Jess quickly fastened her mother’s bandages and bonds and rearranged the veil before mounting her palfrey. It shivered under her as she took up the reins, and looked back with one wild eye.
“Hup!” said Jess, and dug in her heels. She took the left-hand path, ducking under a branch.
They came to the King’s hunting lodge at nightfall. It had been a simple fort once, a rectangle of earth ramparts, but the King had built a large wooden hall at its center, complete with an upper solar that had glass windows, the whole of it topped with a sharply sloped roof of dark red tiles.
Lodge and fort lay in the middle of a broad forest clearing, which was currently lit by several score of lanterns, hung from hop poles. Jess grimaced as she saw the lanterns, though it was much as she’d expected. The lodge was, after all, her father’s favorite trysting place. The lanterns would be a “romantic” gesture from the King to his latest and most significant mistress.
The guards saw her coming, and possibly recognized the palfrey. Two came out cautiously to the forest’s edge, swords drawn, while several others watched from the ramparts, their bows held ready. The King was not well-loved by his subjects, with good cause. But his guards were well-paid and, so long as they had not spent their last pay, loyal.
“Princess Jess?” asked the closer guard. “What brings you here?”
He was a new guard, who had not yet experienced enough of the King’s court to be hardened by it, or so sickened that he sought leave to return to his family’s estate. His name was Piers, and he was only a year or two older than Jess. She knew him as well as a Princess might know a servant, for her mother had long ago advised her to remember the names of all the guards, and make friends of them as soon as she could.
“Oh, I’m glad to see you, Piers,” sighed Jess. She gestured to the cloaked and veiled figure behind. It was dark enough that the guards would not immediately see the Queen’s bonds. “It is my mother.
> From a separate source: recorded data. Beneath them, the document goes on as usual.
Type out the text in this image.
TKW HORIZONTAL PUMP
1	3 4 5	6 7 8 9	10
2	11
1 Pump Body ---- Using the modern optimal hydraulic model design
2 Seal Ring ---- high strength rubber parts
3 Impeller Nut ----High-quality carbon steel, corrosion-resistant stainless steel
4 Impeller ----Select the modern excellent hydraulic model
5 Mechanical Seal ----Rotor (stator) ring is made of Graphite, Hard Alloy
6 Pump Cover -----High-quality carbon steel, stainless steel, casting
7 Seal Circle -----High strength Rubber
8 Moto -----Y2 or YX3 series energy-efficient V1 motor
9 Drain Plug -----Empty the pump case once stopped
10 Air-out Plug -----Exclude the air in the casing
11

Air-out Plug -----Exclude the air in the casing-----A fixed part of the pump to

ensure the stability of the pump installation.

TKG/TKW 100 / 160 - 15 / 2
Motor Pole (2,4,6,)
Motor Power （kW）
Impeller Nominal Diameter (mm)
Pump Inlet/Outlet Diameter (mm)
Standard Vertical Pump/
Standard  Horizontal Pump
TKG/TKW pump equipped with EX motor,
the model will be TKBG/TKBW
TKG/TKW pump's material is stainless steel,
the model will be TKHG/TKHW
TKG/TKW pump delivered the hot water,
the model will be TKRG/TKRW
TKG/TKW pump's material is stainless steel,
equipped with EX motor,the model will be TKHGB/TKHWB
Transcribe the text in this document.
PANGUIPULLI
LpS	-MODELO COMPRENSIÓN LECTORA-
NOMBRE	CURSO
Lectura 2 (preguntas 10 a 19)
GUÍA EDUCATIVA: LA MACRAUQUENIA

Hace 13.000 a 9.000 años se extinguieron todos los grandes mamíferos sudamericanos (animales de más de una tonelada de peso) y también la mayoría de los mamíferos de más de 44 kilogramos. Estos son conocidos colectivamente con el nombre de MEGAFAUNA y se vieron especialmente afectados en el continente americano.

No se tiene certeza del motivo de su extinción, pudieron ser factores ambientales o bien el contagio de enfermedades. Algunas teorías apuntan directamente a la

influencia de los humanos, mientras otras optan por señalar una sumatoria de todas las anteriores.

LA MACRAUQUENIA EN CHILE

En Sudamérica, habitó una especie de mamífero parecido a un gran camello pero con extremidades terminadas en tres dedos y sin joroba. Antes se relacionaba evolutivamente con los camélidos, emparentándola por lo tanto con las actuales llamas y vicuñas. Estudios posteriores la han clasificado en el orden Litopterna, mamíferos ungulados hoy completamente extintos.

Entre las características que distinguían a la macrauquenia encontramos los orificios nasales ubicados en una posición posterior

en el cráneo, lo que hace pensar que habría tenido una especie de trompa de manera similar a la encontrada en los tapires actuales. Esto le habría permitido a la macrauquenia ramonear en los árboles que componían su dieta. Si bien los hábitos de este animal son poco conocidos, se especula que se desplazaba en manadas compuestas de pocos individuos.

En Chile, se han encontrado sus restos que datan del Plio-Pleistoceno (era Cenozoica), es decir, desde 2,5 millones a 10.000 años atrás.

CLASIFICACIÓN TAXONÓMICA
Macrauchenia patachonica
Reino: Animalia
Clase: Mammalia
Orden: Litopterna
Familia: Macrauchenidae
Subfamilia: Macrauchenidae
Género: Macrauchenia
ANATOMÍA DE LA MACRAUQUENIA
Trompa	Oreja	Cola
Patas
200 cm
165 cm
She wishes to see the King.”
“Your Highness!” exclaimed Piers, and he bent his head, as did his companion, a man the other guards called Old Briars, though his name was Brian and he was not that old. “But where are your attendants? Your guards?”
“They follow,” said Jess. She let her horse amble forward, so the guards had to scramble to keep alongside. “We came on ahead. My mother must see the King immediately. It is an urgent matter. She is not well.”
“His Majesty the King ordered that he not be disturbed—,” rumbled Old Briars.
“My mother must see His Majesty,” said Jess. “Perhaps, Piers, you could run ahead and warn … let the King know we will soon be with him?”
“Better not, boy. You know what—,” Old Briars started to say. He was interrupted by the Queen, who suddenly sat straighter and rasped out a single world.
“Edmund …”
Either the King’s name, spoken so strangely by the Queen, or the desperate look on Jess’s small, thin face made Old Briars stop talking and stand aside.
“I’ll go at once,” said Piers, with sudden decision. “Brian, show Their Highnesses into the hall.”
He laid a particular stress on the last word, which Jess knew meant “Keep them out of the solar,” the upper chamber that the King had undoubtedly already retired to with his latest mistress, the Lady Lieka—who, unlike Jess, actually was a witch.
They left the horses at the tumbledown stable near the gate. The king had not bothered to rebuild that. As Jess untied the Queen and helped her down, she saw Brian working hard to keep his expression stolid, to maintain the professional unseeing look all the guardsmen had long perfected. The King being what he was, the outer guards usually did not want to see anything. If they did want to watch, or even participate, they joined his inner retinue.
The Queen was mumbling and twitching again. Jess had to breathe through her mouth to avoid the stench that was overcoming spices and scent.
“Ed-mund … ,” rasped the Queen as Jess led her to the hall. “Ed-mund …”
“Yes, Mother,” soothed Jess. “You will see him in a moment.”
She caught a glimpse of Elibet as Brian stood aside to let them pass through the great oaken door of the hall. Piers was waiting inside, and he bowed deeply as they went in. He didn’t notice the unicorn streaming in ahead, the smoke from the fire and candles eddying as she passed.